Need you to make a script with a temp table and sample data to clean up your query.

Lodlaiden

You've got questions and source code. We want both!
There's a whole lot of Irish in that one.
 
fredericofonseca I'll try the clustered index as you suggest but the query you suggested won't work as it returns row 1 as the placement id in all cases.

Qik3Coder yes the join you suggest is what I rtried first, I chanbged to a cross join and a where statement when I weas starting to get desperate.

Thanks

Bruce

 
Got one error on my query. just noticed after your latest comment

Code:
Insert INTO dbo.PlacementTaskLink
Select
(Select max(Placement_Id) from Placement p where p.RankRows <= tr.RankRows) as Placement_Id,
Fact_Tasks_Id
from
TaskResultRanked tr


But in any case... I misread your query. the above query is retrieving the highest placement id where p.ranks is less than tr.ranks
As such the index I suggested is incorrect, and any index on this case will be of less use than what I though.

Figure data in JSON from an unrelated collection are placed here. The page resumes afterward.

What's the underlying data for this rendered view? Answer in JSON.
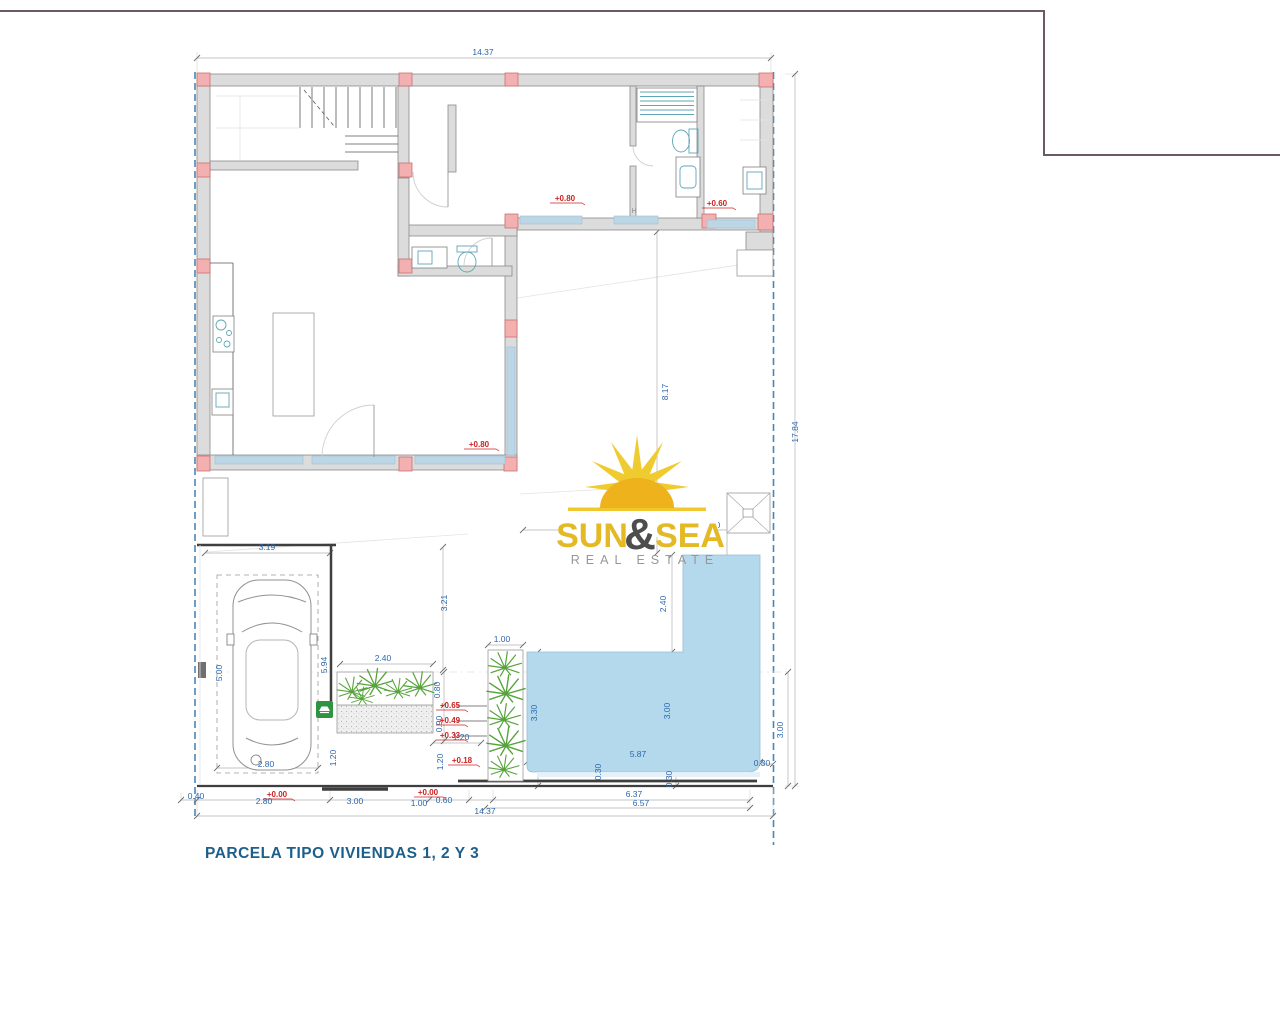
{
  "title": "PARCELA TIPO VIVIENDAS 1, 2 Y 3",
  "logo": {
    "word1": "SUN",
    "amp": "&",
    "word2": "SEA",
    "subtitle": "REAL ESTATE"
  },
  "note_h": "H",
  "dims": {
    "top_total": "14.37",
    "right_total": "17.84",
    "court_height": "8.17",
    "court_width": "4.01",
    "equip_width": "2.00",
    "pool_arm_height": "2.40",
    "garage_width": "3.19",
    "terrace_height": "3.21",
    "garage_depth": "5.00",
    "garage_wall": "5.94",
    "parking_width": "2.80",
    "planter_width": "2.40",
    "step_h1": "0.80",
    "step_h2": "0.90",
    "step_w": "1.20",
    "garage_gap": "1.20",
    "planter_gap": "1.20",
    "vplanter_width": "1.00",
    "pool_left": "3.30",
    "pool_mid": "3.00",
    "pool_width": "5.87",
    "pool_off1": "0.30",
    "pool_off2": "0.30",
    "pool_off_right": "0.30",
    "right_depth": "3.00",
    "b_040": "0.40",
    "b_280": "2.80",
    "b_300": "3.00",
    "b_100": "1.00",
    "b_060": "0.60",
    "b_637": "6.37",
    "b_657": "6.57",
    "bottom_total": "14.37"
  },
  "levels": {
    "lv_080_a": "+0.80",
    "lv_060": "+0.60",
    "lv_080_b": "+0.80",
    "lv_065": "+0.65",
    "lv_049": "+0.49",
    "lv_033": "+0.33",
    "lv_018": "+0.18",
    "lv_000_a": "+0.00",
    "lv_000_b": "+0.00"
  },
  "colors": {
    "dim_blue": "#2b66ad",
    "red_level": "#cc2222",
    "boundary_blue": "#4a86b8",
    "wall_fill": "#dcdcdc",
    "wall_stroke": "#8a8a8a",
    "column_fill": "#f2b0b0",
    "column_stroke": "#cf6f6f",
    "pool_fill": "#b5d9ec",
    "window_blue": "#bcd6e6",
    "logo_gold": "#e3ba25",
    "logo_amp": "#4d4d4d",
    "logo_gray": "#979797",
    "title_color": "#1c5f8a",
    "frame_line": "#6a5a66",
    "plant_green": "#57a33b"
  }
}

However try this index instead
index column placement_id
include RankRows (might not be required if the only 2 columns are these two and if you create the index as clustered)

and this query

Code:
Insert INTO dbo.PlacementTaskLink
Select
      (Select top 1 Placement_Id 
       from Placement p 
       where p.RankRows <= tr.RankRows
       order by Placement_id desc
      ) as Placement_Id
      ,Fact_Tasks_Id
from TaskResultRanked tr

Note that as I said above, this query should return exactly the same number of rows as your own query.
if you notice I am ordering by "placement_id desc" (e.g. the MAX number is returned first), and as there is a "top 1" clause, only 1 record is returned.
This construct equates to a select max()


Regards

Frederico Fonseca
SysSoft Integrated Ltd

FAQ219-2884
FAQ181-2886
 
Everything I tried failed however changing from p.RankRows <= tr.RankRows to p.Placement_Id <= tr.Fact_Tasks_Id changed the runtime from 19 hours to 3 seconds, I couldn't believe it.

Both of the above do the same thing, I'm not sure why I was fixated on using rankrows.